Very cool! Just the other day I was trying to set Blender’s camera based on a standard 3x4 computer vision KRT matrix, and it is surprisingly a pain in the ass —- I wish more of these graphics CAD packages (Blender, Houdini, Maya) made it easier to deal with vision data.
Excellent! For a while my job entailed this very thing: creating synthetic data for computer vision, and I used Blender as well! You've done a great job.
Ground truth in this case means images with labels of some sort on parts of the image or objects in the image, not that they're real images themselves. So a cat in a photo with a label or mask on the cat would be "ground truth" on what part of the image a cat is in, or that there is a cat.

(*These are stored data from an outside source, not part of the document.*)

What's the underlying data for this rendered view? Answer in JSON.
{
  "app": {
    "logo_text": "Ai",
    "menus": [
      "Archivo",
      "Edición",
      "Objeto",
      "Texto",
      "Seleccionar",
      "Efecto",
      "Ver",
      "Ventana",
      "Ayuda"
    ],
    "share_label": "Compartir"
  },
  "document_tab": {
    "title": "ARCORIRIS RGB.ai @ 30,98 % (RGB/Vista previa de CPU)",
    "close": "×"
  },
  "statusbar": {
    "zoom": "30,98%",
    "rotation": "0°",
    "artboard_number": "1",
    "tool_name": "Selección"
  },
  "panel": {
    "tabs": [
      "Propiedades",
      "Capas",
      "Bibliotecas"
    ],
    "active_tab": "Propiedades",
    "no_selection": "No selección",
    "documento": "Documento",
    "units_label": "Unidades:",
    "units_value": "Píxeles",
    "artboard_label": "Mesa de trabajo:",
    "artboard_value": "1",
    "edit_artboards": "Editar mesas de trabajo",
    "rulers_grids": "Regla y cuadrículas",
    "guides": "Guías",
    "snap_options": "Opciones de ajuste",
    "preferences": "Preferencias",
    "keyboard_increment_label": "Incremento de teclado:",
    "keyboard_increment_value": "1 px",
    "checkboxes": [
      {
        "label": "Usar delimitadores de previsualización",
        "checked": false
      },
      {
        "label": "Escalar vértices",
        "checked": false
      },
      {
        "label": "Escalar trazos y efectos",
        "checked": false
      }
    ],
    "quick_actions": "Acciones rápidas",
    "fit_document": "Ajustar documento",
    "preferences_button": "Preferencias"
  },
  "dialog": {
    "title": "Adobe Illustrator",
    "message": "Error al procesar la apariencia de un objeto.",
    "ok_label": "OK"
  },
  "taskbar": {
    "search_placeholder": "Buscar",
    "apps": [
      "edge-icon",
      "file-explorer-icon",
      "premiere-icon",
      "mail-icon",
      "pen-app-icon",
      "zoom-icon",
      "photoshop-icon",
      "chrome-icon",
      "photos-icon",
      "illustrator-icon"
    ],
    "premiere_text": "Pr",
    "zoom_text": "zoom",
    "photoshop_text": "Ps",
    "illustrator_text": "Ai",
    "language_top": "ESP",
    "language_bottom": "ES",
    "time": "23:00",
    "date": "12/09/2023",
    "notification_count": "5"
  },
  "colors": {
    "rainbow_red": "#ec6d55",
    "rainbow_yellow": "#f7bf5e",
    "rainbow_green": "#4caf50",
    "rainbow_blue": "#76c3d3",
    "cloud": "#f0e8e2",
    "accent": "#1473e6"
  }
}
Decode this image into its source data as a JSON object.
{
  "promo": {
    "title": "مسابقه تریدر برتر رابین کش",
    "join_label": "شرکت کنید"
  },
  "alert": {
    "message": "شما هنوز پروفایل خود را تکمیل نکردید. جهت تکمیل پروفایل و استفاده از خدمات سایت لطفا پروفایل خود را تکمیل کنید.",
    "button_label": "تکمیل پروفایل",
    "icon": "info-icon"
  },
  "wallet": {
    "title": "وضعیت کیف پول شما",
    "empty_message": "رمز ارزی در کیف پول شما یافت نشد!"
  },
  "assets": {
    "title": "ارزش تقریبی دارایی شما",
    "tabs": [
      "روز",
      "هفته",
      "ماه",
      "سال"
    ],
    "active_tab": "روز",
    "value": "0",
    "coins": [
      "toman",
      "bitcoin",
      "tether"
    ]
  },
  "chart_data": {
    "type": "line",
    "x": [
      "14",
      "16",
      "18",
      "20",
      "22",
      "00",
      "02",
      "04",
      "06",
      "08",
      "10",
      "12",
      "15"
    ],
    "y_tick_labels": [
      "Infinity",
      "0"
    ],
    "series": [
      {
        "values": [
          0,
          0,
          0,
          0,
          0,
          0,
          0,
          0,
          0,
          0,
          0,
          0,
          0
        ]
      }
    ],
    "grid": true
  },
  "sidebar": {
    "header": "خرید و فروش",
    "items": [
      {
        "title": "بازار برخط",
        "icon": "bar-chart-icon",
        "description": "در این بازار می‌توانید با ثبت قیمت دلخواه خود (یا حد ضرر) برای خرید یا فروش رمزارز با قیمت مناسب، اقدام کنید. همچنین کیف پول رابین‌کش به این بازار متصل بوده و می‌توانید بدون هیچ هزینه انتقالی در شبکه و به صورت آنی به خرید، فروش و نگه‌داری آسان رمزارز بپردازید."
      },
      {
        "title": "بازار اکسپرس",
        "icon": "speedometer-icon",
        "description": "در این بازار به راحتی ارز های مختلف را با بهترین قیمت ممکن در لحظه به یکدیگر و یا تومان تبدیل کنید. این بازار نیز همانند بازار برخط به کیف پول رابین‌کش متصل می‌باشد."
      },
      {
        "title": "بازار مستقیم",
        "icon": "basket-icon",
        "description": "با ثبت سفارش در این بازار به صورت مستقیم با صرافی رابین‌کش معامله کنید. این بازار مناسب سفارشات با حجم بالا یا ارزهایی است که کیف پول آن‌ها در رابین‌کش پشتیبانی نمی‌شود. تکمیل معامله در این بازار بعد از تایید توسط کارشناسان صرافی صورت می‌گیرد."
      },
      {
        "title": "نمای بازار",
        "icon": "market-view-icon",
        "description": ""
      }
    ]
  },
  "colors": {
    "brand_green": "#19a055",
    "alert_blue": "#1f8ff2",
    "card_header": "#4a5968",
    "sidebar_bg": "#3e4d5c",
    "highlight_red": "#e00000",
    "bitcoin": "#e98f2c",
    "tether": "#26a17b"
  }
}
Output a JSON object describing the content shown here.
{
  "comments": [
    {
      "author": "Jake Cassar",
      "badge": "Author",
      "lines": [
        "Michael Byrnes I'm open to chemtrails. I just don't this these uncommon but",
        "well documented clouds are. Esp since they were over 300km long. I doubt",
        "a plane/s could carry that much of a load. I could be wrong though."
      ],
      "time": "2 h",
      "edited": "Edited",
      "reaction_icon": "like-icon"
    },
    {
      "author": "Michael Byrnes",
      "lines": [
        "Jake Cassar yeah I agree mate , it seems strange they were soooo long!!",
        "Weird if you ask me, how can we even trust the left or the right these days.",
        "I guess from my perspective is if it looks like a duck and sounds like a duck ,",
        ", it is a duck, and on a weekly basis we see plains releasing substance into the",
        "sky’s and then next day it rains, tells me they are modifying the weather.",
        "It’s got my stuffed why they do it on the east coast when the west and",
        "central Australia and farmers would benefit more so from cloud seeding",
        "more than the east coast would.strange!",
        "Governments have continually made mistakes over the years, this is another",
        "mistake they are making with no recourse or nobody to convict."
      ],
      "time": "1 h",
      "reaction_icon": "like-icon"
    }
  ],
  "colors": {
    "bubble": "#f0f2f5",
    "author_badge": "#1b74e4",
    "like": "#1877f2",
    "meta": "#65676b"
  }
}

Haha, just pointing out how the term is used in the industry. If you want to really play with semantics then I would argue that even a photo of a real cat isn’t a real cat and thus not ground truth. But while the consequences of that might have the awesome effect of clearing the shelters, it’s not practical, so we just call any labeled pixels representing a cat to a fidelity good enough for our purposes ground truth. ;)
Nerb here. I can't say what this does but build a frame for ai comparison? Blender doesn't need so much eyes anyways? Buuuuut it doesnt have them either in this way?